HTC America is being forced to address widespread security vulnerabilities with various devices. According to the FTC, the security issues affect millions of HTC devices throughout North America.
As part of a settlement, HTC will be subject to third party security assessments every other year for the next 20 years.
According to HTC spokesperson, Sally Julien:
“Privacy and security are important, and we are committed to improving practices that help safeguard our customers’ devices and data. Working with our carrier partners, we have addressed the identified security vulnerabilities on the majority of devices in the US released after December 2010. We’re working to rollout the remaining software updates now and recommend customers download them once available.”
HTC’s biggest security flaws listed by the FTC included permission re-delegation, the use of unsecured manufacturer-provided application markets, and vulnerabilities in communication mechanisms used by HTC phones.
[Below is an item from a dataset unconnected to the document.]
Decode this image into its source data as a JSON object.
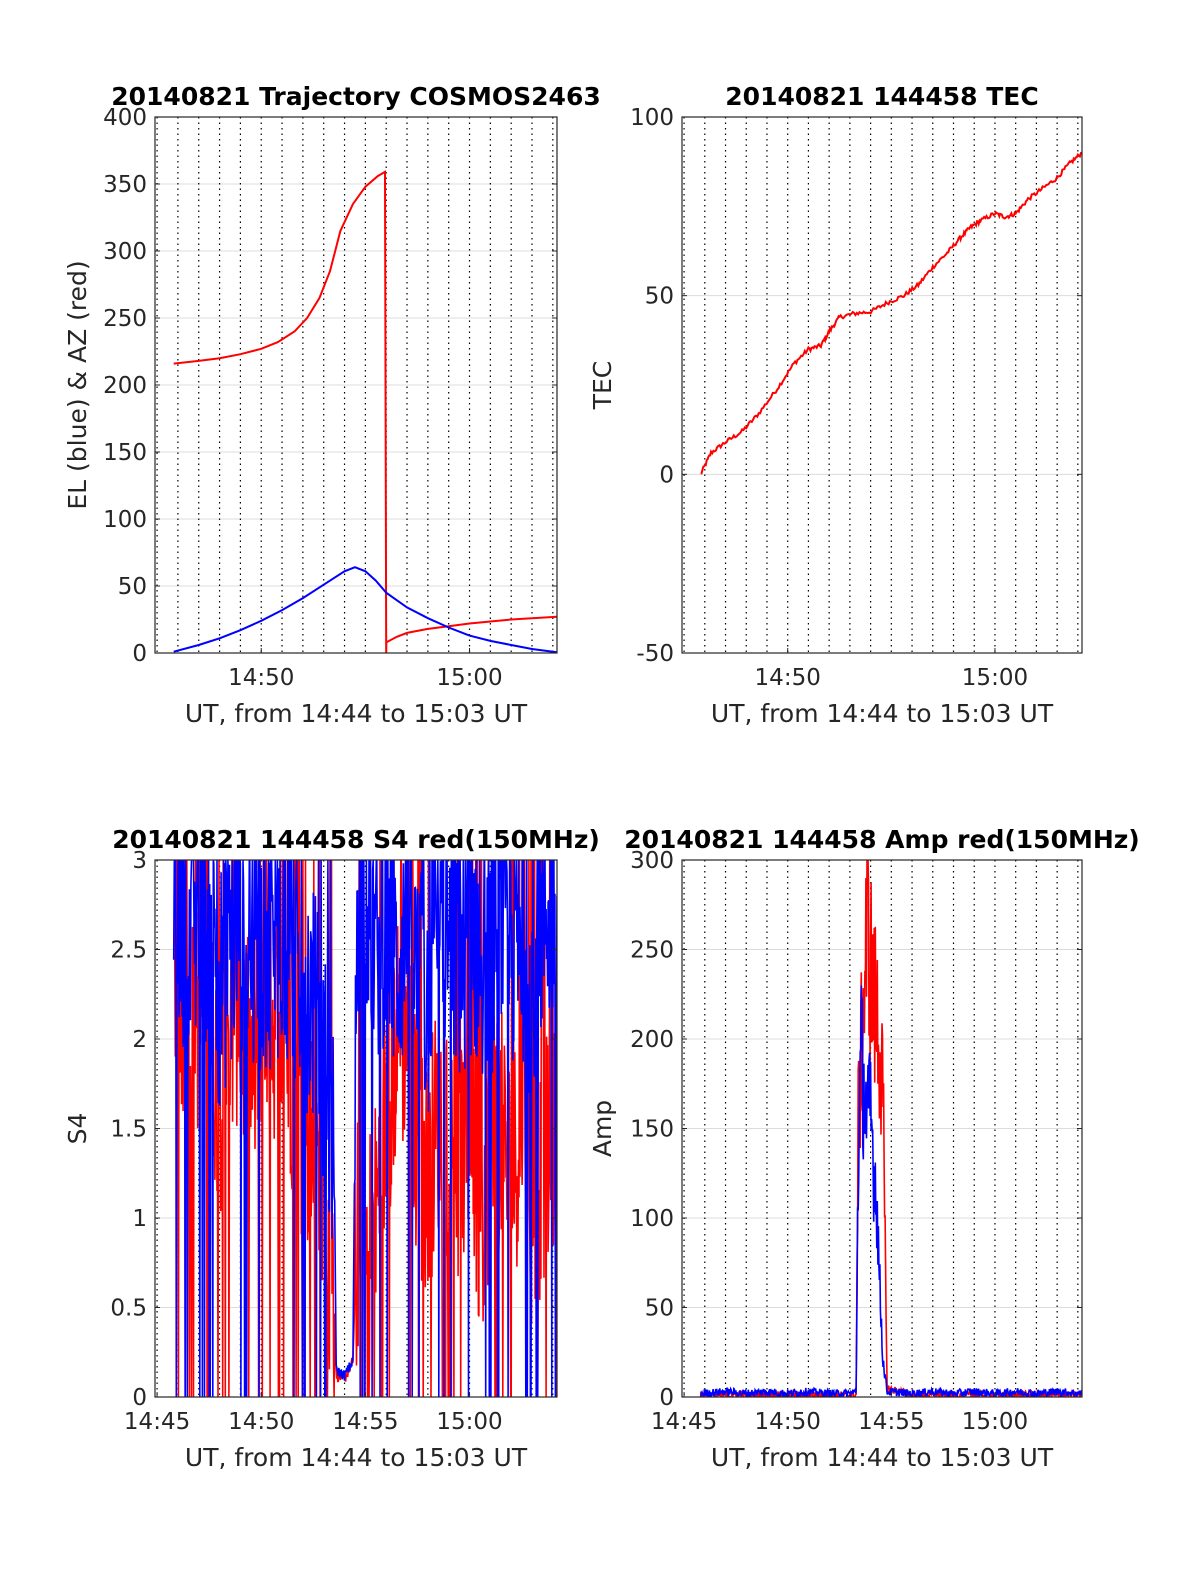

Permission re-delegation is among the agency’s chief concern. During that process, a user grants one application access to certain information and then another application uses that first application’s approval to access data without the user’s direct consent. Permission re-delegation was available via pre-intalled HTC apps, which in turn have third-party apps the ability to record audio, access geo-location data, and send text messages without users’ permission.
The FTC settlement with HTC could prove to serve as a strengthening point for the mobile industry as a whole. By insisting on better security standards and issuing security audits, the FTC essentially sends a stern warning to other smartphone manufacturers regarding their own security protocols.